Without going into a formal proof, the total change in a system can be represented as the area between the curve and the x-axis between $x=a$ and $x=b$. This is referred to as a definite integral. It is calculated by finding the anti-derivative of a function and evaluating it between two $x$ values. Mathematically speaking,

$\displaystyle \int^b_a f(x)\mathrm dx=\mathrm F(b)-\mathrm F(a)$ where $a < b$ and $\mathrm F(x)$ is the antiderivative of $f(x)$.

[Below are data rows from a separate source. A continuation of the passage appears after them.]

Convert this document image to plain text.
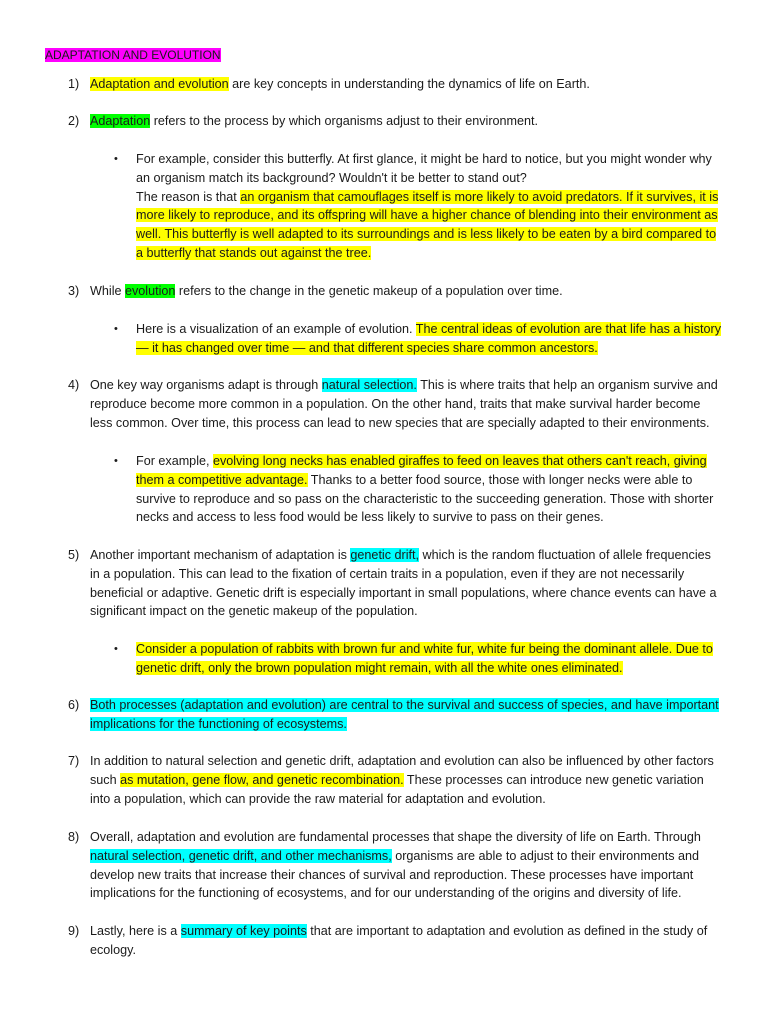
ADAPTATION AND EVOLUTION
1) Adaptation and evolution are key concepts in understanding the dynamics of life on Earth.
2) Adaptation refers to the process by which organisms adjust to their environment.
• For example, consider this butterfly. At first glance, it might be hard to notice, but you might wonder why an organism match its background? Wouldn't it be better to stand out?
The reason is that an organism that camouflages itself is more likely to avoid predators. If it survives, it is more likely to reproduce, and its offspring will have a higher chance of blending into their environment as well. This butterfly is well adapted to its surroundings and is less likely to be eaten by a bird compared to a butterfly that stands out against the tree.
3) While evolution refers to the change in the genetic makeup of a population over time.
• Here is a visualization of an example of evolution. The central ideas of evolution are that life has a history — it has changed over time — and that different species share common ancestors.
4) One key way organisms adapt is through natural selection. This is where traits that help an organism survive and reproduce become more common in a population. On the other hand, traits that make survival harder become less common. Over time, this process can lead to new species that are specially adapted to their environments.
• For example, evolving long necks has enabled giraffes to feed on leaves that others can't reach, giving them a competitive advantage. Thanks to a better food source, those with longer necks were able to survive to reproduce and so pass on the characteristic to the succeeding generation. Those with shorter necks and access to less food would be less likely to survive to pass on their genes.
5) Another important mechanism of adaptation is genetic drift, which is the random fluctuation of allele frequencies in a population. This can lead to the fixation of certain traits in a population, even if they are not necessarily beneficial or adaptive. Genetic drift is especially important in small populations, where chance events can have a significant impact on the genetic makeup of the population.
• Consider a population of rabbits with brown fur and white fur, white fur being the dominant allele. Due to genetic drift, only the brown population might remain, with all the white ones eliminated.
6) Both processes (adaptation and evolution) are central to the survival and success of species, and have important implications for the functioning of ecosystems.
7) In addition to natural selection and genetic drift, adaptation and evolution can also be influenced by other factors such as mutation, gene flow, and genetic recombination. These processes can introduce new genetic variation into a population, which can provide the raw material for adaptation and evolution.
8) Overall, adaptation and evolution are fundamental processes that shape the diversity of life on Earth. Through natural selection, genetic drift, and other mechanisms, organisms are able to adjust to their environments and develop new traits that increase their chances of survival and reproduction. These processes have important implications for the functioning of ecosystems, and for our understanding of the origins and diversity of life.
9) Lastly, here is a summary of key points that are important to adaptation and evolution as defined in the study of ecology.
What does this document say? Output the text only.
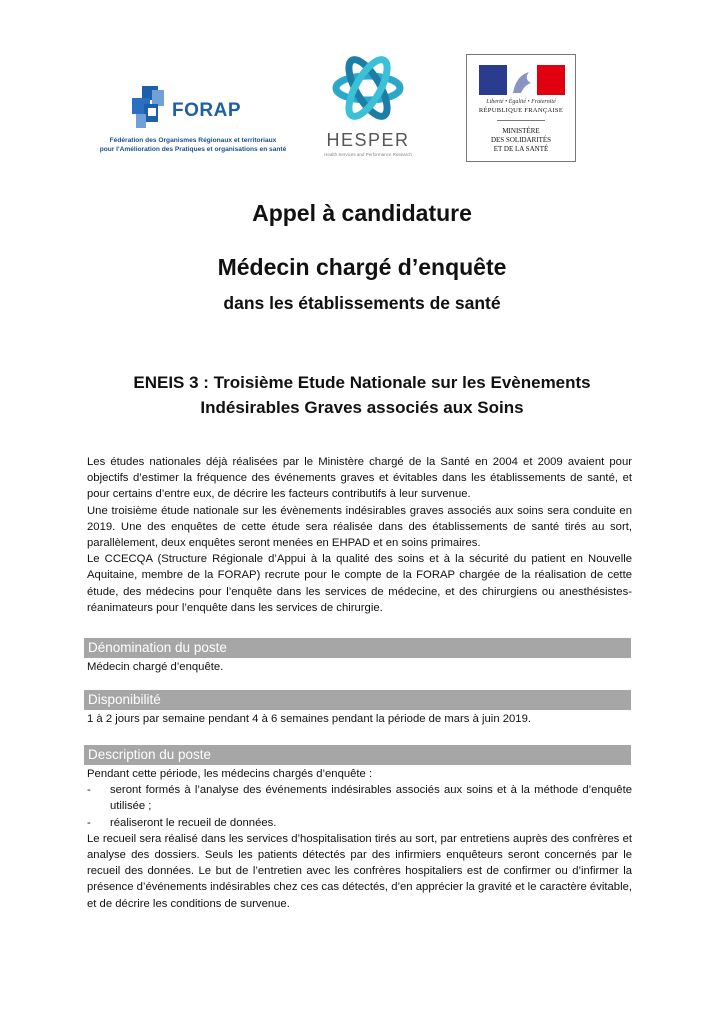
FORAP
Fédération des Organismes Régionaux et territoriaux
pour l'Amélioration des Pratiques et organisations en santé	HESPER
Health Services and Performance Research
Liberté • Égalité • Fraternité
RÉPUBLIQUE FRANÇAISE
MINISTÈRE
DES SOLIDARITÉS
ET DE LA SANTÉ
Appel à candidature
Médecin chargé d’enquête
dans les établissements de santé
ENEIS 3 : Troisième Etude Nationale sur les Evènements
Indésirables Graves associés aux Soins

Les études nationales déjà réalisées par le Ministère chargé de la Santé en 2004 et 2009 avaient pour objectifs d’estimer la fréquence des événements graves et évitables dans les établissements de santé, et pour certains d’entre eux, de décrire les facteurs contributifs à leur survenue.

Une troisième étude nationale sur les évènements indésirables graves associés aux soins sera conduite en 2019. Une des enquêtes de cette étude sera réalisée dans des établissements de santé tirés au sort, parallèlement, deux enquêtes seront menées en EHPAD et en soins primaires.

Le CCECQA (Structure Régionale d’Appui à la qualité des soins et à la sécurité du patient en Nouvelle Aquitaine, membre de la FORAP) recrute pour le compte de la FORAP chargée de la réalisation de cette étude, des médecins pour l’enquête dans les services de médecine, et des chirurgiens ou anesthésistes-réanimateurs pour l’enquête dans les services de chirurgie.

Dénomination du poste
Médecin chargé d’enquête.
Disponibilité
1 à 2 jours par semaine pendant 4 à 6 semaines pendant la période de mars à juin 2019.
Description du poste
Pendant cette période, les médecins chargés d’enquête :
- seront formés à l’analyse des événements indésirables associés aux soins et à la méthode d’enquête utilisée ;
- réaliseront le recueil de données.
Le recueil sera réalisé dans les services d’hospitalisation tirés au sort, par entretiens auprès des confrères et analyse des dossiers. Seuls les patients détectés par des infirmiers enquêteurs seront concernés par le recueil des données. Le but de l’entretien avec les confrères hospitaliers est de confirmer ou d’infirmer la présence d’événements indésirables chez ces cas détectés, d’en apprécier la gravité et le caractère évitable, et de décrire les conditions de survenue.
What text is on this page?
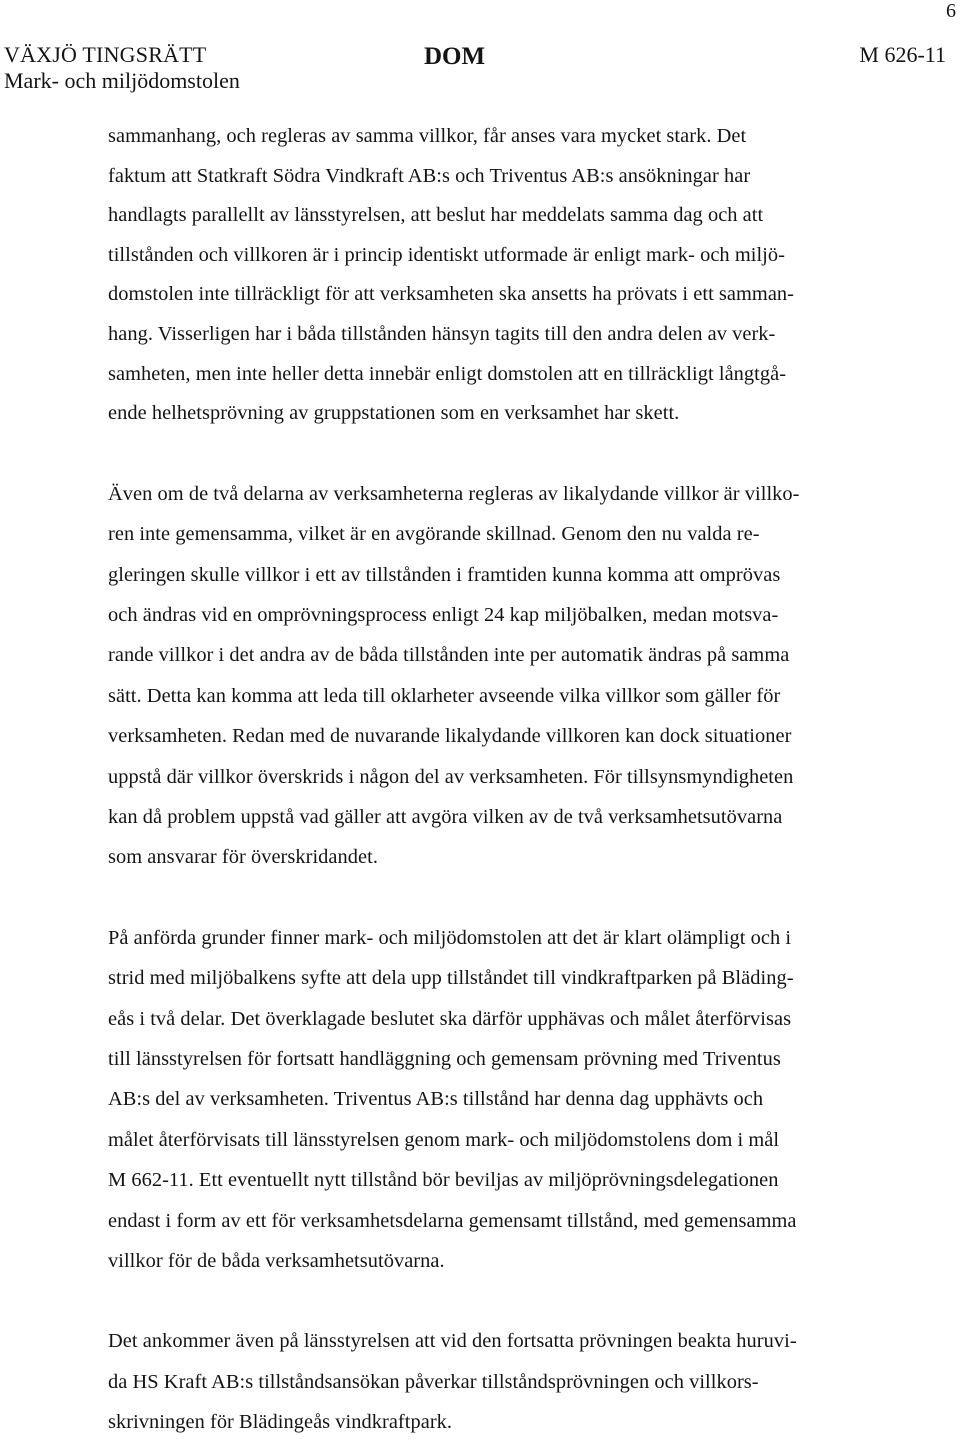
6
VÄXJÖ TINGSRÄTT
Mark- och miljödomstolen
DOM	M 626-11

sammanhang, och regleras av samma villkor, får anses vara mycket stark. Det
faktum att Statkraft Södra Vindkraft AB:s och Triventus AB:s ansökningar har
handlagts parallellt av länsstyrelsen, att beslut har meddelats samma dag och att
tillstånden och villkoren är i princip identiskt utformade är enligt mark- och miljö-
domstolen inte tillräckligt för att verksamheten ska ansetts ha prövats i ett samman-
hang. Visserligen har i båda tillstånden hänsyn tagits till den andra delen av verk-
samheten, men inte heller detta innebär enligt domstolen att en tillräckligt långtgå-
ende helhetsprövning av gruppstationen som en verksamhet har skett.

Även om de två delarna av verksamheterna regleras av likalydande villkor är villko-
ren inte gemensamma, vilket är en avgörande skillnad. Genom den nu valda re-
gleringen skulle villkor i ett av tillstånden i framtiden kunna komma att omprövas
och ändras vid en omprövningsprocess enligt 24 kap miljöbalken, medan motsva-
rande villkor i det andra av de båda tillstånden inte per automatik ändras på samma
sätt. Detta kan komma att leda till oklarheter avseende vilka villkor som gäller för
verksamheten. Redan med de nuvarande likalydande villkoren kan dock situationer
uppstå där villkor överskrids i någon del av verksamheten. För tillsynsmyndigheten
kan då problem uppstå vad gäller att avgöra vilken av de två verksamhetsutövarna
som ansvarar för överskridandet.

På anförda grunder finner mark- och miljödomstolen att det är klart olämpligt och i
strid med miljöbalkens syfte att dela upp tillståndet till vindkraftparken på Bläding-
eås i två delar. Det överklagade beslutet ska därför upphävas och målet återförvisas
till länsstyrelsen för fortsatt handläggning och gemensam prövning med Triventus
AB:s del av verksamheten. Triventus AB:s tillstånd har denna dag upphävts och
målet återförvisats till länsstyrelsen genom mark- och miljödomstolens dom i mål
M 662-11. Ett eventuellt nytt tillstånd bör beviljas av miljöprövningsdelegationen
endast i form av ett för verksamhetsdelarna gemensamt tillstånd, med gemensamma
villkor för de båda verksamhetsutövarna.

Det ankommer även på länsstyrelsen att vid den fortsatta prövningen beakta huruvi-
da HS Kraft AB:s tillståndsansökan påverkar tillståndsprövningen och villkors-
skrivningen för Blädingeås vindkraftpark.
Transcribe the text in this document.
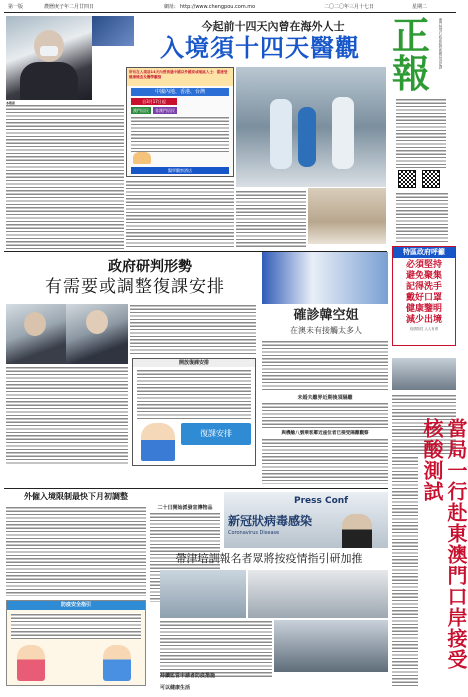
第一版	農曆庚子年二月廿四日	網址: http://www.chengpou.com.mo	二〇二〇年三月十七日	星期二
今起前十四天內曾在海外人士
入境須十四天醫觀
本報訊
所有在入境前14天內曾到過中國以外國家或地區人士：需接受健康檢查及醫學觀察
中國內地、香港、台灣
自3月17日起
澳門居民	非澳門居民
醫學觀察酒店
正
報
澳門特別行政區政府新聞局登記證
特區政府呼籲
必須堅持
避免聚集
記得洗手
戴好口罩
健康鑒明
減少出境
疫情防控 人人有責
政府研判形勢
有需要或調整復課安排
開放復課安排
復課安排
確診韓空姐
在澳未有接觸太多人
未婚夫離界近期後須隔離
與機艙八號乘客鄰近座位者已接受隔離觀察	當局一行赴東澳門口岸接受核酸測試
外僱入境限制最快下月初調整
二十日開始派發宣傳物品
Press Conf
新冠狀病毒感染
Coronavirus Disease
帶津培訓報名者眾將按疫情指引研加推
持續監管申請者防疫措施
防疫安全指引
可以健康生活
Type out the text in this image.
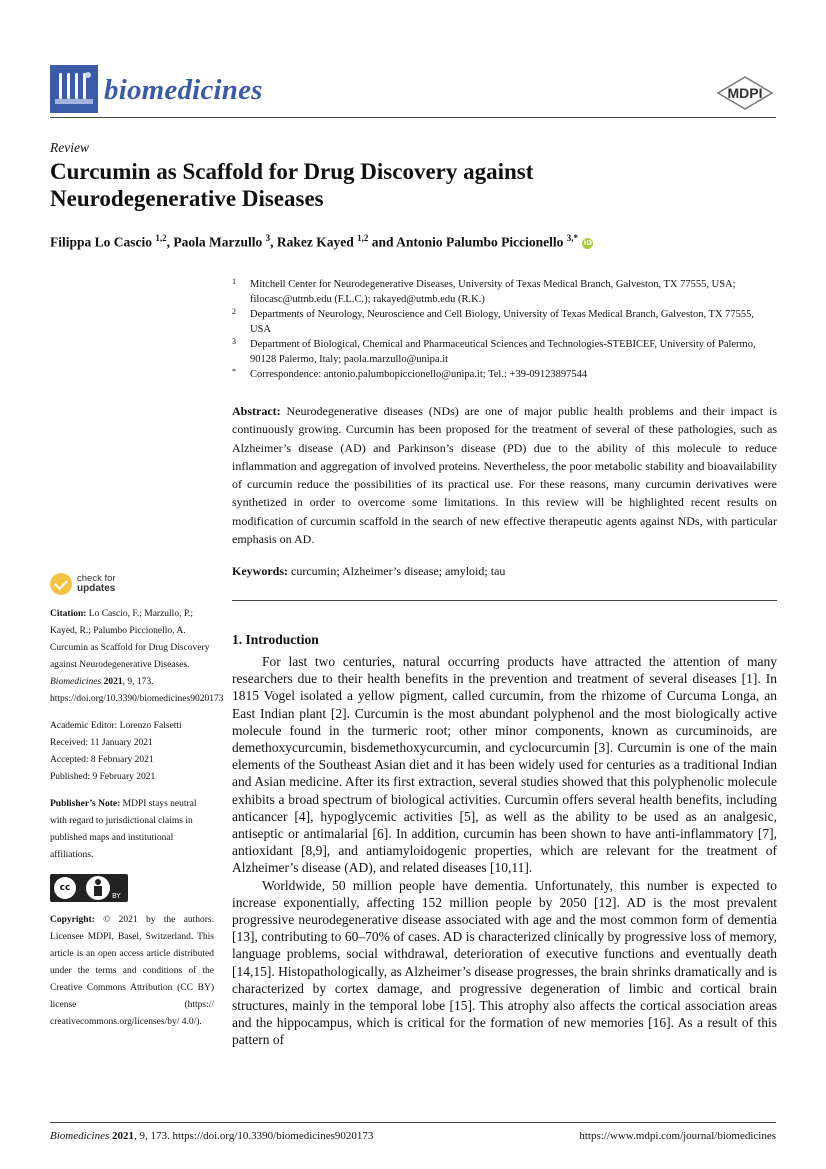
biomedicines	MDPI
Review
Curcumin as Scaffold for Drug Discovery against Neurodegenerative Diseases
Filippa Lo Cascio $^{1,2}$, Paola Marzullo $^3$, Rakez Kayed $^{1,2}$ and Antonio Palumbo Piccionello $^{3,*}$ iD
1 Mitchell Center for Neurodegenerative Diseases, University of Texas Medical Branch, Galveston, TX 77555, USA; filocasc@utmb.edu (F.L.C.); rakayed@utmb.edu (R.K.)
2 Departments of Neurology, Neuroscience and Cell Biology, University of Texas Medical Branch, Galveston, TX 77555, USA
3 Department of Biological, Chemical and Pharmaceutical Sciences and Technologies-STEBICEF, University of Palermo, 90128 Palermo, Italy; paola.marzullo@unipa.it
* Correspondence: antonio.palumbopiccionello@unipa.it; Tel.: +39-09123897544
Abstract: Neurodegenerative diseases (NDs) are one of major public health problems and their impact is continuously growing. Curcumin has been proposed for the treatment of several of these pathologies, such as Alzheimer’s disease (AD) and Parkinson’s disease (PD) due to the ability of this molecule to reduce inflammation and aggregation of involved proteins. Nevertheless, the poor metabolic stability and bioavailability of curcumin reduce the possibilities of its practical use. For these reasons, many curcumin derivatives were synthetized in order to overcome some limitations. In this review will be highlighted recent results on modification of curcumin scaffold in the search of new effective therapeutic agents against NDs, with particular emphasis on AD.
Keywords: curcumin; Alzheimer’s disease; amyloid; tau
check for
updates
Citation: Lo Cascio, F.; Marzullo, P.; Kayed, R.; Palumbo Piccionello, A. Curcumin as Scaffold for Drug Discovery against Neurodegenerative Diseases. Biomedicines 2021, 9, 173. https://doi.org/10.3390/biomedicines9020173

Academic Editor: Lorenzo Falsetti

Received: 11 January 2021

Accepted: 8 February 2021

Published: 9 February 2021

Publisher’s Note: MDPI stays neutral with regard to jurisdictional claims in published maps and institutional affiliations.
cc
BY
Copyright: © 2021 by the authors. Licensee MDPI, Basel, Switzerland. This article is an open access article distributed under the terms and conditions of the Creative Commons Attribution (CC BY) license (https:// creativecommons.org/licenses/by/ 4.0/).
1. Introduction

For last two centuries, natural occurring products have attracted the attention of many researchers due to their health benefits in the prevention and treatment of several diseases [1]. In 1815 Vogel isolated a yellow pigment, called curcumin, from the rhizome of Curcuma Longa, an East Indian plant [2]. Curcumin is the most abundant polyphenol and the most biologically active molecule found in the turmeric root; other minor components, known as curcuminoids, are demethoxycurcumin, bisdemethoxycurcumin, and cyclocurcumin [3]. Curcumin is one of the main elements of the Southeast Asian diet and it has been widely used for centuries as a traditional Indian and Asian medicine. After its first extraction, several studies showed that this polyphenolic molecule exhibits a broad spectrum of biological activities. Curcumin offers several health benefits, including anticancer [4], hypoglycemic activities [5], as well as the ability to be used as an analgesic, antiseptic or antimalarial [6]. In addition, curcumin has been shown to have anti-inflammatory [7], antioxidant [8,9], and antiamyloidogenic properties, which are relevant for the treatment of Alzheimer’s disease (AD), and related diseases [10,11].

Worldwide, 50 million people have dementia. Unfortunately, this number is expected to increase exponentially, affecting 152 million people by 2050 [12]. AD is the most prevalent progressive neurodegenerative disease associated with age and the most common form of dementia [13], contributing to 60–70% of cases. AD is characterized clinically by progressive loss of memory, language problems, social withdrawal, deterioration of executive functions and eventually death [14,15]. Histopathologically, as Alzheimer’s disease progresses, the brain shrinks dramatically and is characterized by cortex damage, and progressive degeneration of limbic and cortical brain structures, mainly in the temporal lobe [15]. This atrophy also affects the cortical association areas and the hippocampus, which is critical for the formation of new memories [16]. As a result of this pattern of

Biomedicines 2021, 9, 173. https://doi.org/10.3390/biomedicines9020173	https://www.mdpi.com/journal/biomedicines
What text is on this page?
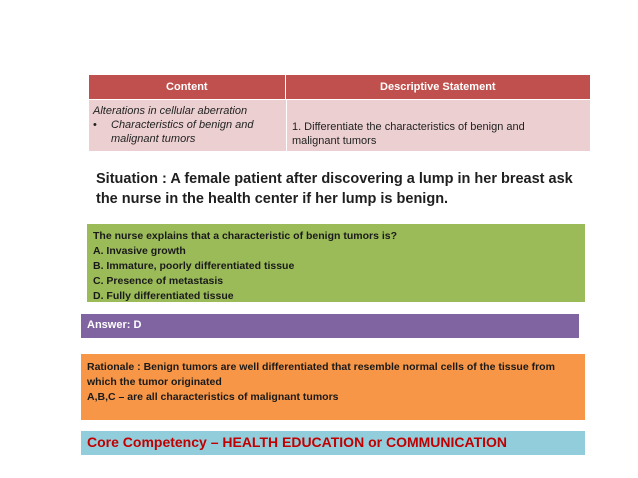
Content	Descriptive Statement
Alterations in cellular aberration
•	Characteristics of benign and
malignant tumors
1. Differentiate the characteristics of benign and
malignant tumors
Situation : A female patient after discovering a lump in her breast ask
the nurse in the health center if her lump is benign.
The nurse explains that a characteristic of benign tumors is?
A. Invasive growth
B. Immature, poorly differentiated tissue
C. Presence of metastasis
D. Fully differentiated tissue
Answer: D
Rationale : Benign tumors are well differentiated that resemble normal cells of the tissue from
which the tumor originated
A,B,C – are all characteristics of malignant tumors
Core Competency – HEALTH EDUCATION or COMMUNICATION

Example 2: Evaluate $\displaystyle \int^2_0(x^2+x)\mathrm dx$

Explanation: Since the antiderivative of $x^2+x=\dfrac{x^3}{3}+\dfrac{x^2}{2}$, then:

$\displaystyle \int^2_0(x^2+x)\mathrm dx=\dfrac{x^3}{3}+\dfrac{x^2}{2} \overset{|^2}{|_0}$
$\displaystyle \int^2_0(x^2+x)\mathrm dx=\dfrac{2^3}{3} + \dfrac{2^2}{2} - \left(\dfrac{0^3}{3} + \dfrac{0^2}{2}\right)$
$\displaystyle \int^2_0(x^2+x)\mathrm dx=\dfrac{8}{3}+2−(0+0)$
$\displaystyle \int^2_0(x^2+x)\mathrm dx=\dfrac{14}{3}$
$\displaystyle \int^2_0(x^2+x)\mathrm dx=4.67$

This can be seen in the following graph as the area under the curve of $x^2+x$ and above the $x-$axis between $x=0$ and $x=2$ using the 2nd TRACE command and option $7$ on the TI-84 CE graphing calculator.